Task 1: Unseen Perturbations

Task Overview

In Task 1, models are trained on a subset of perturbations and tested on their ability to predict responses to completely unseen perturbations. This represents a critical real-world scenario where researchers need to predict the effects of new drugs or genetic modifications.

Key Challenges:

Generalization: Models must learn transferable patterns from seen perturbations
Effect Size Dependency: Performance varies significantly with perturbation magnitude
Cell Type Specificity: Responses can be highly context-dependent

Evaluation Metrics:

Pearson Correlation
R-squared
Mean Squared Error (MSE)
Mean Absolute Error (MAE)
Cosine Similarity

Figure 2: Task 1 performance results showing model comparison across different metrics and effect sizes

Performance Results

Best R²

GEARS
R² = 0.866 average

Best DE Recovery

PerturbNet
56% DE overlap accuracy (paper)

Best Delta Accuracy

Biolord
83.9% direction accuracy

Interactive Performance Visualizations

Delta Performance

Pearson Correlation Delta vs Delta Agreement Accuracy

Key Insights

Effect Size Matters

Performance strongly correlates with perturbation effect size.

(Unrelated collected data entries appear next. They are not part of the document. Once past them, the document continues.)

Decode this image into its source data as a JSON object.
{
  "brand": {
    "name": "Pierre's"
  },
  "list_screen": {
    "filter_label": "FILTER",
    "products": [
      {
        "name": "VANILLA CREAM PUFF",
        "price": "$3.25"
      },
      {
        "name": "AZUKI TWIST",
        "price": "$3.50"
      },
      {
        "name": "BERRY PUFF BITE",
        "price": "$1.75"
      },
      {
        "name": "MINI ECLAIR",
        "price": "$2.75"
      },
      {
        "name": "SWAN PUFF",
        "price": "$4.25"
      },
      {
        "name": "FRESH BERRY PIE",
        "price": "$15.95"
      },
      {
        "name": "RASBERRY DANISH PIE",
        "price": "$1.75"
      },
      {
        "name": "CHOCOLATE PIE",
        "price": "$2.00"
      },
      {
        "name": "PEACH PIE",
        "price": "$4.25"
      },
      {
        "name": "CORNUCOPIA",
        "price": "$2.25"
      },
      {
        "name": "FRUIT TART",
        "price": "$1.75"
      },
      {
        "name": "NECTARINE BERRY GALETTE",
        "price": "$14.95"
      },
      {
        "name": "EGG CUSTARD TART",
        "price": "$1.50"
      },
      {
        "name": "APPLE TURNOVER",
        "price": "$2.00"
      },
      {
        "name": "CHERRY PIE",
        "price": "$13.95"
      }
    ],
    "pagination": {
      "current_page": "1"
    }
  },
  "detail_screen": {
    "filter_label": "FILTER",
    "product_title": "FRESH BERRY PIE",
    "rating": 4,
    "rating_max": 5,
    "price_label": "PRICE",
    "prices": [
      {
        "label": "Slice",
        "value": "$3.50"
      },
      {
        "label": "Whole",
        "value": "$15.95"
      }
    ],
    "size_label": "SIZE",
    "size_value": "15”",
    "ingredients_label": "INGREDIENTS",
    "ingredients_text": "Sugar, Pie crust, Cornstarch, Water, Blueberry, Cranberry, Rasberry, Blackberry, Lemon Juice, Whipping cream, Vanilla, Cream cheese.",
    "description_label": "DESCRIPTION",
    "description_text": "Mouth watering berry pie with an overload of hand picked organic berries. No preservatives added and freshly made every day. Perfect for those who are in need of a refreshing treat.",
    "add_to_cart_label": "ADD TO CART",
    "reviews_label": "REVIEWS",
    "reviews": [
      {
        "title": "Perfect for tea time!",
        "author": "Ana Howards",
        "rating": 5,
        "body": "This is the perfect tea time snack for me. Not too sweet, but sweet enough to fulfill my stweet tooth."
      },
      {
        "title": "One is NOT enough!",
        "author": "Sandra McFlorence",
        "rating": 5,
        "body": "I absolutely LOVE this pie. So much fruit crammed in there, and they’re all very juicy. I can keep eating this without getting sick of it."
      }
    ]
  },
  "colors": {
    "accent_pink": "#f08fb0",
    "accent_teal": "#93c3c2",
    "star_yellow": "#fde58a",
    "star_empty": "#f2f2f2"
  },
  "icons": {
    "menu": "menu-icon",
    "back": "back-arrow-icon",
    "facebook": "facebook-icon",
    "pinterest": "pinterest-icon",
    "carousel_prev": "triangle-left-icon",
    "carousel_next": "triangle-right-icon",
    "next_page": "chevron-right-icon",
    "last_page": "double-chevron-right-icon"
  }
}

Stronger perturbations are easier to predict accurately.

Model Architecture Impact

Graph-based models (GEARS, PerturbNet) show superior performance compared to simpler baselines.

Dataset Variability

Performance varies significantly across different datasets, highlighting the importance of dataset characteristics.

Metric Consistency

Models that perform well on correlation metrics often struggle with absolute error measures.